Ever since I started writing as Mommy Greenest, I’ve noticed people avoiding me. Not my close friends, obviously. But the casual friendships—those afternoon coffee invitations that turn into weekend playdates with wine? I’m getting less and less of them.
I’ve heard, “Oh, don’t let Rachel see that,” as a plastic water bottle is shoved into a purse, and “She had fries—don’t kill me!” as my daughter is returned home from a playdate.
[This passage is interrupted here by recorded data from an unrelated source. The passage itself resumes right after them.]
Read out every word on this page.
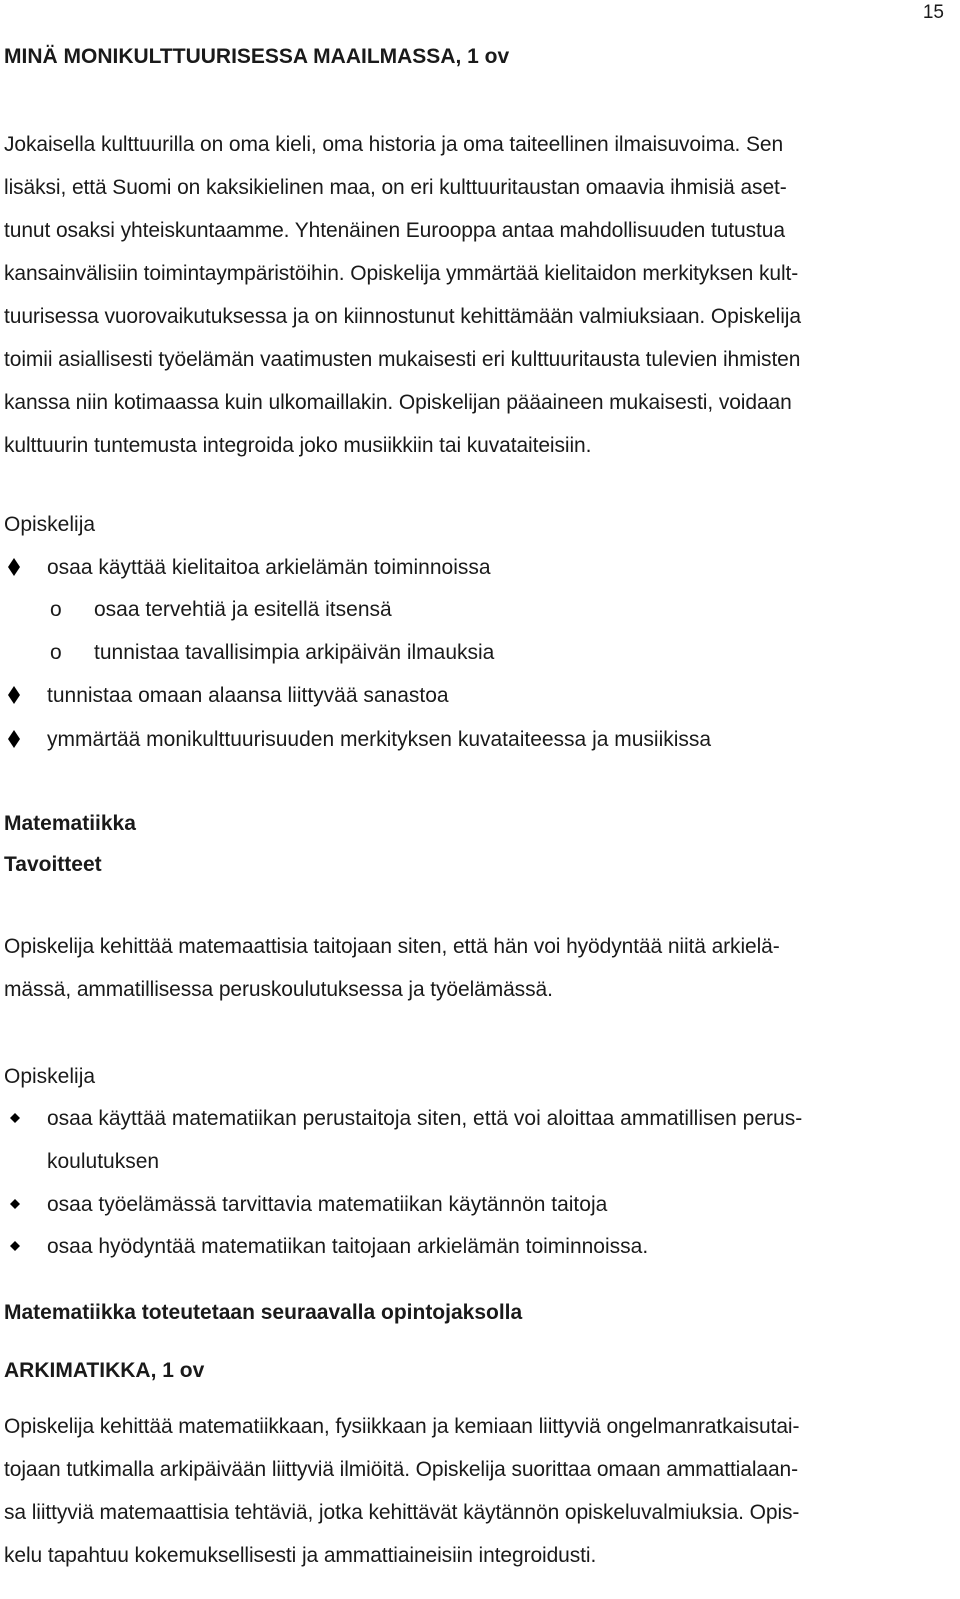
15
MINÄ MONIKULTTUURISESSA MAAILMASSA, 1 ov
Jokaisella kulttuurilla on oma kieli, oma historia ja oma taiteellinen ilmaisuvoima. Sen
lisäksi, että Suomi on kaksikielinen maa, on eri kulttuuritaustan omaavia ihmisiä aset-
tunut osaksi yhteiskuntaamme. Yhtenäinen Eurooppa antaa mahdollisuuden tutustua
kansainvälisiin toimintaympäristöihin. Opiskelija ymmärtää kielitaidon merkityksen kult-
tuurisessa vuorovaikutuksessa ja on kiinnostunut kehittämään valmiuksiaan. Opiskelija
toimii asiallisesti työelämän vaatimusten mukaisesti eri kulttuuritausta tulevien ihmisten
kanssa niin kotimaassa kuin ulkomaillakin. Opiskelijan pääaineen mukaisesti, voidaan
kulttuurin tuntemusta integroida joko musiikkiin tai kuvataiteisiin.
Opiskelija
osaa käyttää kielitaitoa arkielämän toiminnoissa
o osaa tervehtiä ja esitellä itsensä
o tunnistaa tavallisimpia arkipäivän ilmauksia
tunnistaa omaan alaansa liittyvää sanastoa
ymmärtää monikulttuurisuuden merkityksen kuvataiteessa ja musiikissa
Matematiikka
Tavoitteet
Opiskelija kehittää matemaattisia taitojaan siten, että hän voi hyödyntää niitä arkielä-
mässä, ammatillisessa peruskoulutuksessa ja työelämässä.
Opiskelija
osaa käyttää matematiikan perustaitoja siten, että voi aloittaa ammatillisen perus-
koulutuksen
osaa työelämässä tarvittavia matematiikan käytännön taitoja
osaa hyödyntää matematiikan taitojaan arkielämän toiminnoissa.
Matematiikka toteutetaan seuraavalla opintojaksolla
ARKIMATIKKA, 1 ov
Opiskelija kehittää matematiikkaan, fysiikkaan ja kemiaan liittyviä ongelmanratkaisutai-
tojaan tutkimalla arkipäivään liittyviä ilmiöitä. Opiskelija suorittaa omaan ammattialaan-
sa liittyviä matemaattisia tehtäviä, jotka kehittävät käytännön opiskeluvalmiuksia. Opis-
kelu tapahtuu kokemuksellisesti ja ammattiaineisiin integroidusti.
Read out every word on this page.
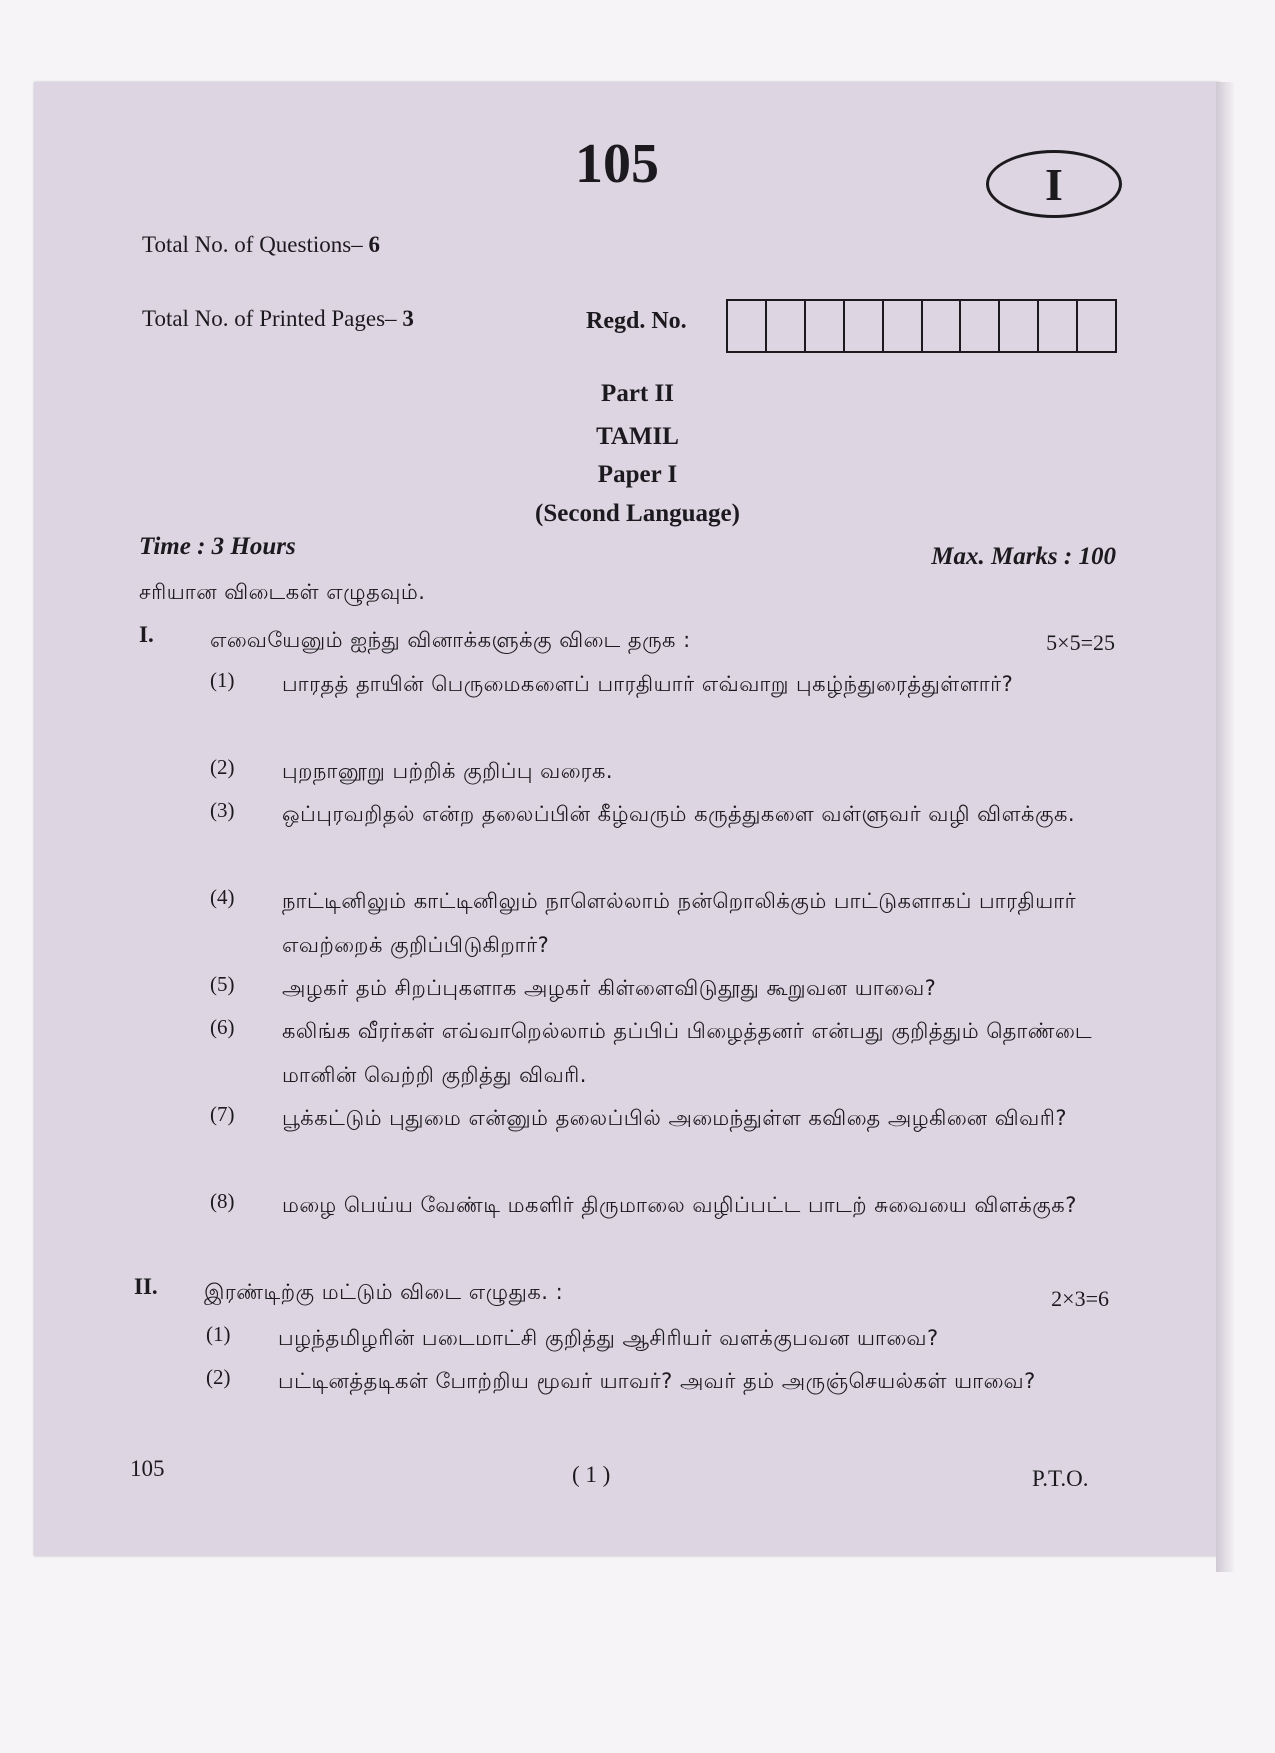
105	I
Total No. of Questions– 6
Total No. of Printed Pages– 3	Regd. No.
Part II
TAMIL
Paper I
(Second Language)
Time : 3 Hours	Max. Marks : 100
சரியான விடைகள் எழுதவும்.
I.	எவையேனும் ஐந்து வினாக்களுக்கு விடை தருக :	5×5=25
(1) பாரதத் தாயின் பெருமைகளைப் பாரதியார் எவ்வாறு புகழ்ந்துரைத்துள்ளார்?
(2) புறநானூறு பற்றிக் குறிப்பு வரைக.
(3) ஒப்புரவறிதல் என்ற தலைப்பின் கீழ்வரும் கருத்துகளை வள்ளுவர் வழி விளக்குக.
(4) நாட்டினிலும் காட்டினிலும் நாளெல்லாம் நன்றொலிக்கும் பாட்டுகளாகப் பாரதியார் எவற்றைக் குறிப்பிடுகிறார்?
(5) அழகர் தம் சிறப்புகளாக அழகர் கிள்ளைவிடுதூது கூறுவன யாவை?
(6) கலிங்க வீரர்கள் எவ்வாறெல்லாம் தப்பிப் பிழைத்தனர் என்பது குறித்தும் தொண்டை மானின் வெற்றி குறித்து விவரி.
(7) பூக்கட்டும் புதுமை என்னும் தலைப்பில் அமைந்துள்ள கவிதை அழகினை விவரி?
(8) மழை பெய்ய வேண்டி மகளிர் திருமாலை வழிப்பட்ட பாடற் சுவையை விளக்குக?
II. இரண்டிற்கு மட்டும் விடை எழுதுக. :	2×3=6
(1) பழந்தமிழரின் படைமாட்சி குறித்து ஆசிரியர் வளக்குபவன யாவை?
(2) பட்டினத்தடிகள் போற்றிய மூவர் யாவர்? அவர் தம் அருஞ்செயல்கள் யாவை?
105	( 1 )	P.T.O.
They think I’m the eco police.
Which is funny, because the more I learn about sustainability, the less vocal I am about it. I remember when I was working with Healthy Child Healthy World, a few years after I’d had my third child. A friend of mine had just had her first baby, and brought her family over for dinner. Her daughter was taking her first bites of food, and my friend showed me what she was feeding her.
“Do you think it’s okay?” she asked nervously. I looked at the box of rice cereal and the jar of mushed GMO potatoes and hormonally-enhanced turkey. “You know, making your own is really fast and easy and can save you a ton of money,” I said.
Now I’d already shared the information that eventually became my Mommy Greenest Manifesto with this friend. But she was a vulnerable new mother, and the last thing I wanted to do was make her worry even more that she was doing the wrong thing. So I didn’t talk about food dyes and hyperactivity, the studies linking pesticides to cancer or Dr. Alan Greene’s groundbreaking work on deprogramming infants from a preference for sugary foods.
I simply tried to lead by example. “I’m roasting organic sweet potatoes,” I said. “Do you want to give her some to try?”
That’s how I’ve always gone about it. When I’m sharing information about sustainability, I try to connect with people as a woman and mother first. I’ll talk about this great lipstick I just discovered—and then why I think the best part is that it doesn’t contain lead. If a pregnant woman asks me a question about flame retardants, I try to present all of the options—from mattress covers to totally organic—without terrifying her in the process.
But those who don’t really know me still assume I’m going to try to bust them.
I’m not the eco police, people. I’m just trying to learn as much as I can about this world we live in, and share it the best way I know how.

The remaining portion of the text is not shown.